Startupping

Il nostro è un popolo di poeti, di artisti, di eroi e… di creativi!

Startup. Un termine che nel settore dei servizi, poi diventa di dominio pubblico. Un’impresa in piccolo, pensata per intercettare un bisogno preciso, nuovo e da soddisfare o già presente ma da assolvere in modo innovativo. In un mercato come il nostro, in cui cose come la creatività, la rapidità e la capacità di pensare fuori dalle righe acquistano sempre più peso, il fenomeno startup va ritagliandosi una fetta di gradimento tanto ampia da essere ormai riconosciuto anche a livello governativo. Un tempo c’era il solo decreto legge 18 ottobre 2012 n° 179, che però contemplava solo le startup “innovative” (come se non ne esistessero altre). E’ di questo maggio, ancora, la sigla di un nuovo decreto che caldeggia incentivi fiscali per investimenti in startup e PMI, con detrazioni che arrivano al 30% per chi investe in questo business.

E il Paese non è rimasto a guardare. 397milioni di euro hanno preso questa via nei soli primi sei mesi del 2019. 43 round ed operazioni di crowdfunding per 24milioni. Rispetto allo stesso periodo dello scorso anno, le stime parlano di +70%. Se aggiungiamo il maxi-fondo da 1miliardo di euro stanziato a febbraio dal governo, tutto fa credere che il 2019 si concluderà con finanziamenti a dir poco notevoli. L’Italia, dunque, oltre che sui suoi poeti, artisti, eroi e quant’altro, può contare anche su un popolo di creativi. Ma come si crea una startup? Da dove iniziare ad immaginarla? Ovviamente, dal fiuto. Intercettare un bisogno, come dicevamo più sopra. E poi, sviluppando un’organizzazione che, a differenza di altre più “pesanti” attività imprenditoriali, sia scalabile, cioè capace di aumentare progressivamente i clienti (e, di conseguenza, il volume d’affari) senza un impiego di risorse proporzionale.

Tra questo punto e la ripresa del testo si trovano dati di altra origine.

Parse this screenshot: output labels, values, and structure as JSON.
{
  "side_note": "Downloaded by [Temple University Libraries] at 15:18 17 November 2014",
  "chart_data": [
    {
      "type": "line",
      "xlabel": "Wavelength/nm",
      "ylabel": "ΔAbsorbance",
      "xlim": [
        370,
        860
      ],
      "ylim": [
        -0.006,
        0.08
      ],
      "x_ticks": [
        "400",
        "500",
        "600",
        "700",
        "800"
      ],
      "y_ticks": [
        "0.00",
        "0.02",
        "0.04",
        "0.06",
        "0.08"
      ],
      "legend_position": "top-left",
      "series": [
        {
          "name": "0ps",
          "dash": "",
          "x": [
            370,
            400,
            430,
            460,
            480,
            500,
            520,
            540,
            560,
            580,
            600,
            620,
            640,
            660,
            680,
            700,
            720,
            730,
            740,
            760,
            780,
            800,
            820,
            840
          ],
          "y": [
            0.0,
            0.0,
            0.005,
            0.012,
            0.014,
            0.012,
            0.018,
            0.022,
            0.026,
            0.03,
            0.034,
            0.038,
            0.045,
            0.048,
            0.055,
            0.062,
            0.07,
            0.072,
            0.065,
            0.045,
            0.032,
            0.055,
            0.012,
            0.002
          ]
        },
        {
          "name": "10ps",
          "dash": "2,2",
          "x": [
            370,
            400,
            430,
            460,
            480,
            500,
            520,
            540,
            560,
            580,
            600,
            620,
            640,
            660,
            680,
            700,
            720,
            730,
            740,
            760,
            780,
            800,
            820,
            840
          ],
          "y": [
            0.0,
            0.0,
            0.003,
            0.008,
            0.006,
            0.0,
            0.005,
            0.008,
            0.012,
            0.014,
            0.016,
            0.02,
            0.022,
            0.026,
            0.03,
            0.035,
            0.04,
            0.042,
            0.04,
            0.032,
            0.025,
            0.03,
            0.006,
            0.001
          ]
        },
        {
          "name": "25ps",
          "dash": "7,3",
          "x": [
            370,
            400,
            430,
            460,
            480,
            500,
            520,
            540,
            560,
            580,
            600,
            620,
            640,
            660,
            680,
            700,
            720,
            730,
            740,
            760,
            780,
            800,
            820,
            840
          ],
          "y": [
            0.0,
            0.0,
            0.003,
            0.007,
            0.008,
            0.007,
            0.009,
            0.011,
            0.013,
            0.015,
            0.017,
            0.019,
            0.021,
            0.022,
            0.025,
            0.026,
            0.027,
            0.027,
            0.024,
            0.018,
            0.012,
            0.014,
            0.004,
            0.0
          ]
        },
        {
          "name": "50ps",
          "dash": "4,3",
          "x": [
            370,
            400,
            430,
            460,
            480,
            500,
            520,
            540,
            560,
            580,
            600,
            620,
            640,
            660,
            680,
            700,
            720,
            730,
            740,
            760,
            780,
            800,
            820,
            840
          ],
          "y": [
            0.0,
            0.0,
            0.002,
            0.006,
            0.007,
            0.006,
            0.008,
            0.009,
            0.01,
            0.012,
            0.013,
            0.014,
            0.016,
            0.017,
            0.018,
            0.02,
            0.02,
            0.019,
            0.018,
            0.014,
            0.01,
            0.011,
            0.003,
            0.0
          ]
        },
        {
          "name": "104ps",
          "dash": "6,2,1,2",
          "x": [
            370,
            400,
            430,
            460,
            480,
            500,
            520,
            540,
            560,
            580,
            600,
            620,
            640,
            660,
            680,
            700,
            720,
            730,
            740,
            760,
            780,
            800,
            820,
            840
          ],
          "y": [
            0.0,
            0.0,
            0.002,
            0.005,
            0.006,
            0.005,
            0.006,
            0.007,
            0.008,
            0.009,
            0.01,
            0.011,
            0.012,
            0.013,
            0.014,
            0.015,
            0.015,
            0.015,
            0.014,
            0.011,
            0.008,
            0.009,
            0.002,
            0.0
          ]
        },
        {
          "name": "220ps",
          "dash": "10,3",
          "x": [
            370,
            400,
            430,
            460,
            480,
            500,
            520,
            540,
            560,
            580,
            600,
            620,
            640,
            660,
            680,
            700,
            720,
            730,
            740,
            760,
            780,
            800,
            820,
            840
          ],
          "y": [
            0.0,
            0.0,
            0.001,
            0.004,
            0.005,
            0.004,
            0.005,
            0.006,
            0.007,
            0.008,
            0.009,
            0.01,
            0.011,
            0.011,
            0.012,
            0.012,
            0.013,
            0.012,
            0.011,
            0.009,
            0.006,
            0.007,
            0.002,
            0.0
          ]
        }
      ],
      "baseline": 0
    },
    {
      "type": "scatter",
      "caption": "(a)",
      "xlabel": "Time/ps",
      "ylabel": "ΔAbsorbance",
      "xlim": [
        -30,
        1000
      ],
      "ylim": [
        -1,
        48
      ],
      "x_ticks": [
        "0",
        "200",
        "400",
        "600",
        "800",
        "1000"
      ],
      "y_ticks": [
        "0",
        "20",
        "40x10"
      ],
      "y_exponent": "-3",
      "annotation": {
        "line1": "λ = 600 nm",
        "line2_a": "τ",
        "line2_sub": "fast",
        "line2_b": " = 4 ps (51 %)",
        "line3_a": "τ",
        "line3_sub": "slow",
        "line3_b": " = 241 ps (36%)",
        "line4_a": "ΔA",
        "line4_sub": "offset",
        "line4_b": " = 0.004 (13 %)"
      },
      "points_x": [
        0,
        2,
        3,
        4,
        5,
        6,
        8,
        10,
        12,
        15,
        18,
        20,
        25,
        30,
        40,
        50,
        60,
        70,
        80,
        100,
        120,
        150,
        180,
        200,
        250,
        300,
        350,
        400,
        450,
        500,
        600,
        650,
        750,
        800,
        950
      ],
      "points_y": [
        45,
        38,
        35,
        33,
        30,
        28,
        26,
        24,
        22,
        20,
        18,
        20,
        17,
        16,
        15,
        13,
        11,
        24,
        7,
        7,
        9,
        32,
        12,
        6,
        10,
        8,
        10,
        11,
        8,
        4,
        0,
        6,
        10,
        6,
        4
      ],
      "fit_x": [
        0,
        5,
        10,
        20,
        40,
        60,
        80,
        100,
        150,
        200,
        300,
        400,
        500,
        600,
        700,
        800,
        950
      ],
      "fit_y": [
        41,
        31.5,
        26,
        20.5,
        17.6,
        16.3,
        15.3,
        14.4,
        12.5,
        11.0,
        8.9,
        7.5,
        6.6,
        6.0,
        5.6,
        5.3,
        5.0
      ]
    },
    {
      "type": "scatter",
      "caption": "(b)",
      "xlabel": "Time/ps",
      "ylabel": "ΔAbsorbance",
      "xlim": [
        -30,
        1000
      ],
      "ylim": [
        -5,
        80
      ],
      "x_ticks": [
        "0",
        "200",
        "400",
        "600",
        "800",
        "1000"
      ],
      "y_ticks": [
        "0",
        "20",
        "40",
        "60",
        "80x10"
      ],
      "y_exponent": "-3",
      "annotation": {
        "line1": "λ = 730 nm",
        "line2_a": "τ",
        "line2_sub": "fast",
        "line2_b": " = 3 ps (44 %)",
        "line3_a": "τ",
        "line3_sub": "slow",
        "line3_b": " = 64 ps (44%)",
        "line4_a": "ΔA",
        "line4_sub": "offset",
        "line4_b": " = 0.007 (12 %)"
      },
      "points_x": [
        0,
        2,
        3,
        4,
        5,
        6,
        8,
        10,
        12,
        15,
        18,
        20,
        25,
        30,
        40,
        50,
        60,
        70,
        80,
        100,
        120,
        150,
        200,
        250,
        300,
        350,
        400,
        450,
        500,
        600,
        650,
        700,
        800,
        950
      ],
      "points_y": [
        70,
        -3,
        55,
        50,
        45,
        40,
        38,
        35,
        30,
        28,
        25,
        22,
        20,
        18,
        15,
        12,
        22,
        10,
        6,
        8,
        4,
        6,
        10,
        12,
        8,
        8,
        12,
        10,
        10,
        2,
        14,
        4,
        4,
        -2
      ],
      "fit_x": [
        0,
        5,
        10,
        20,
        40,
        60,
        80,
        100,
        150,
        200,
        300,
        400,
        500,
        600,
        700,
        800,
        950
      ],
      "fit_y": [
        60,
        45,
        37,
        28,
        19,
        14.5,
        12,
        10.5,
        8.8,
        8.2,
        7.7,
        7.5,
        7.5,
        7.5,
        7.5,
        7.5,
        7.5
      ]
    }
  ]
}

Ancora: una startup che si rispetti deve basarsi su un modello ripetibile. Deve cioè potersi “clonare”, adattandosi a luoghi e condizioni diverse restando identico o, al massimo, apportando modifiche minimali. Parola del “guru” Steve Blank, imprenditore della Silicon Valley e promotore, insieme ad Eric Ries, del metodo Lean Startup. Restiamo in California con la classificazione che Mind the Bridge, fondazione, acceleratore e fondo di investimento allo stesso tempo, ha proposto dopo aver osservato i creativi del nostro Paese. L’Italia degli innovatori partorisce secondo MtB tre tipologie di startup ben precise. In primo luogo, techno startup (o startup di prima generazione): 20% del totale, ideate da giovani neolaureati o addirittura studenti senza esperienze d’impresa, ma con ottime skills tecniche ed informatiche. Un modo per entrare nel mondo del lavoro per i professionisti del domani.

La fetta più consistente (50%) dei creativi italiani ricorre però a startup figlie della crisi, popolate da ex dipendenti di aziende in possesso di buona esperienza del mercato del lavoro ma non altrettanto buona dose di imprenditorialità. Un modo per rimettere in gioco se stessi e dare una spinta alla propria employability. Da ultimo, il residuale 30% del totale spetta alle cosiddette startup scalabili, che sono invece promosse da imprenditori con background più solido, come tali in grado di reperire fondi ed unirsi a loro pari, co-founder con competenze complementari che meglio riescono a coprire la necessità di expertise manageriale, da un lato, e tecnica, dall’altro. Proprio per questo, a giudizio di MtB, a queste ultime si attribuiscono maggiori probabilità di successo. E voi, che startupper siete?